Один казался безумным, но на самом деле размышлял; другой, казалось, размышлял, тогда как на самом деле спал. Но во сне его мучили кошмары, о чем легко было догадаться по его прерывистому тяжелому храпу.
– Вот уже начинает темнеть, – сказал д’Артаньян. – Должно быть, часа четыре. Скоро будет сто восемьдесят три часа, как мы сидим здесь.
– Гм, – пробормотал Портос вместо ответа.
– Да слышите ли вы, соня? – сказал д’Артаньян, раздраженный тем, что кто-то может спать днем, когда ему стоит неимоверного труда заснуть ночью.
– Что? – спросил Портос.
– То, что я сказал.
– А что вы сказали?
– Я говорю, что скоро сто восемьдесят три часа, как мы сидим здесь, – повторил д’Артаньян.
– Вы сами в этом виноваты, – сказал Портос.
– Как? Я виноват?
– Да, ведь я предлагал вам выйти отсюда.
– Выломав решетки и двери?
– Конечно.
– Портос, люди вроде нас с вами не могут уйти так просто, как вы думаете.
– Ну а я, – возразил Портос, – ушел бы отсюда совсем просто, без затей, и, по-моему, вы напрасно от этого отказываетесь.
Д’Артаньян пожал плечами:
– Все равно, если мы и выйдем из этой комнаты, то ведь этим дело не кончится.
– Милый друг, – сказал Портос, – мне кажется, вы сегодня немного лучше настроены, чем вчера. Объясните мне, почему дело не кончится, когда мы выйдем из этой комнаты?
– Очень просто: не имея оружия и не зная пароля, мы и пятидесяти шагов не сделаем по двору, как наткнемся на часового.
– Ну и что же? – сказал Портос. – Мы убьем часового и заберем его оружие.

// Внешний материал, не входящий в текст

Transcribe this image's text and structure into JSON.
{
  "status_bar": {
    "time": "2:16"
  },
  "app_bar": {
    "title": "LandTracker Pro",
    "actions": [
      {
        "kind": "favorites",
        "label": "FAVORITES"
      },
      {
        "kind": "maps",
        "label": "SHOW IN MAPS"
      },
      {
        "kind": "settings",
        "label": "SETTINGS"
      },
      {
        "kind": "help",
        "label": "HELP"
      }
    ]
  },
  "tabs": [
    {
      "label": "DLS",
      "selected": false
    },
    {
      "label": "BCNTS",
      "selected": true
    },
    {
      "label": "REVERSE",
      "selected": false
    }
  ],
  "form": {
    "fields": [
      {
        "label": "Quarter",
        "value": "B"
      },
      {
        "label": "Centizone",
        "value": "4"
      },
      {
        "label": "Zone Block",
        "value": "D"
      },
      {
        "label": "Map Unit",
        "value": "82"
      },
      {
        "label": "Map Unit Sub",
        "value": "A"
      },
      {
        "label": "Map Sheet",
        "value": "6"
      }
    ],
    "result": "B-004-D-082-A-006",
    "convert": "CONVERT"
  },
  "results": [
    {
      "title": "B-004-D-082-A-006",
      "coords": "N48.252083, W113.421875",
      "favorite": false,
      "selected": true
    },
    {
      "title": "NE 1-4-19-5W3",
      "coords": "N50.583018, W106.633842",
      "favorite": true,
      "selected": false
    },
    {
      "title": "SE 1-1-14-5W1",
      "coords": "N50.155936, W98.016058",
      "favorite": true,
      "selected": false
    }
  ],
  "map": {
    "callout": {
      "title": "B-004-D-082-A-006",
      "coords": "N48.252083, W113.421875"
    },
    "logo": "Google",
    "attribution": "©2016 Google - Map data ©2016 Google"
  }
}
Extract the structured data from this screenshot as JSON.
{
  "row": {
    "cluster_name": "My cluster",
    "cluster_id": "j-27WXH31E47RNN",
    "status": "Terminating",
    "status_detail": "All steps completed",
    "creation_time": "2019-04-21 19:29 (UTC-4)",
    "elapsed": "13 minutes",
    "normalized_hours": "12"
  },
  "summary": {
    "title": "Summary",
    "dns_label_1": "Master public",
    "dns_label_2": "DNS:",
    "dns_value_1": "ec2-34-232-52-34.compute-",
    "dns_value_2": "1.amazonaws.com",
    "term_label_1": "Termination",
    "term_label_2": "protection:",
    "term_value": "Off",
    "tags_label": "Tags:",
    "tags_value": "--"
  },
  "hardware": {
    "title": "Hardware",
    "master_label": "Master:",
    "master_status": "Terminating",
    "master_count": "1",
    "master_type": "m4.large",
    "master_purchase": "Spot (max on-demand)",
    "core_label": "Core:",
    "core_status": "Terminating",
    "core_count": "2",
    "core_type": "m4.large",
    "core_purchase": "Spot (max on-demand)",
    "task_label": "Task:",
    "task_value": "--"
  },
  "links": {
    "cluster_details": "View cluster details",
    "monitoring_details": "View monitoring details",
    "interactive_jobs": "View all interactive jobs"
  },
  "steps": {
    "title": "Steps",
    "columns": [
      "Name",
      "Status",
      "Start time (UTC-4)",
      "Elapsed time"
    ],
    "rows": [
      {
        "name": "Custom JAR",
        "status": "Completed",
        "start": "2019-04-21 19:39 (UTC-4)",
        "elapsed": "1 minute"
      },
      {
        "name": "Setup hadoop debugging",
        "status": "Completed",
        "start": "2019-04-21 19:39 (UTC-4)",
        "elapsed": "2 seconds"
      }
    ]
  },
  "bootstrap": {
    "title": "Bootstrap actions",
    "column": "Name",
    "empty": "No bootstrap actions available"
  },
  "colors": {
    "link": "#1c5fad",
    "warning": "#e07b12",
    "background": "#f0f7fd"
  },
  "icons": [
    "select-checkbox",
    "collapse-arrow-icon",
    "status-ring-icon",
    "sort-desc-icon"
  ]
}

– Так, но прежде чем умереть (ведь эти швейцарцы так живучи!), он закричит или застонет, и это привлечет караул. Нас окружат и схватят, словно лисиц, – это нас-то, львов, – и бросят в какой-нибудь каменный мешок, где мы даже не будем иметь утешения видеть это ужасное серое небо Рюэя, похожее на голубое небо Тарба не больше, чем луна на солнце. Черт возьми! Если бы у нас за стенами этого здания был хоть один человек, который мог бы дать нам все сведения об этом замке – о расположении комнат, о распорядке жизни, одним словом, обо всем, что Цезарь, как мне говорили, называл «нравами и местоположением»!.. Ах, и подумать только, целых двадцать лет я скучал, не зная, чем заняться, и мне ни разу не пришло в голову приехать в Рюэй и изучить его!
– Что же из этого? – сказал Портос. – Давайте все-таки выйдем отсюда.
– Милый друг, – сказал д’Артаньян, – знаете, почему кондитер никогда сам не делает пирожных?
– Нет, – ответил Портос, – любопытно было бы узнать.
– Потому, что он боится их перепечь или положить в них кислого крему.
– Что дальше?
– Дальше то, что его поднимут на смех. А кондитер не должен никогда позволять над собой смеяться.
– Но какое отношение к нам имеют кондитеры?
– Такое, что мы в наших приключениях не должны терпеть неудач и вызывать насмешки. Мы только что потерпели неудачу в Англии, мы понесли поражение, – это пятно на нашей репутации.
– Кто же нам нанес поражение?
– Мордаунт.
– Но мы утопили Мордаунта.
– Да, конечно, утопили, и это нас несколько оправдает в глазах потомства, если только потомство станет заниматься нами. Но слушайте, Портос: если Мордаунт был противником, которым нельзя было пренебрегать, то Мазарини мне представляется противником гораздо более опасным, и его нам не удастся так легко утопить. Постараемся же быть поосторожней и бить только наверняка. Дело в том, – прибавил д’Артаньян с глубоким вздохом, – что если мы с вами вдвоем и стоим добрых восьми человек, то все же быть вдвоем не то, что вчетвером.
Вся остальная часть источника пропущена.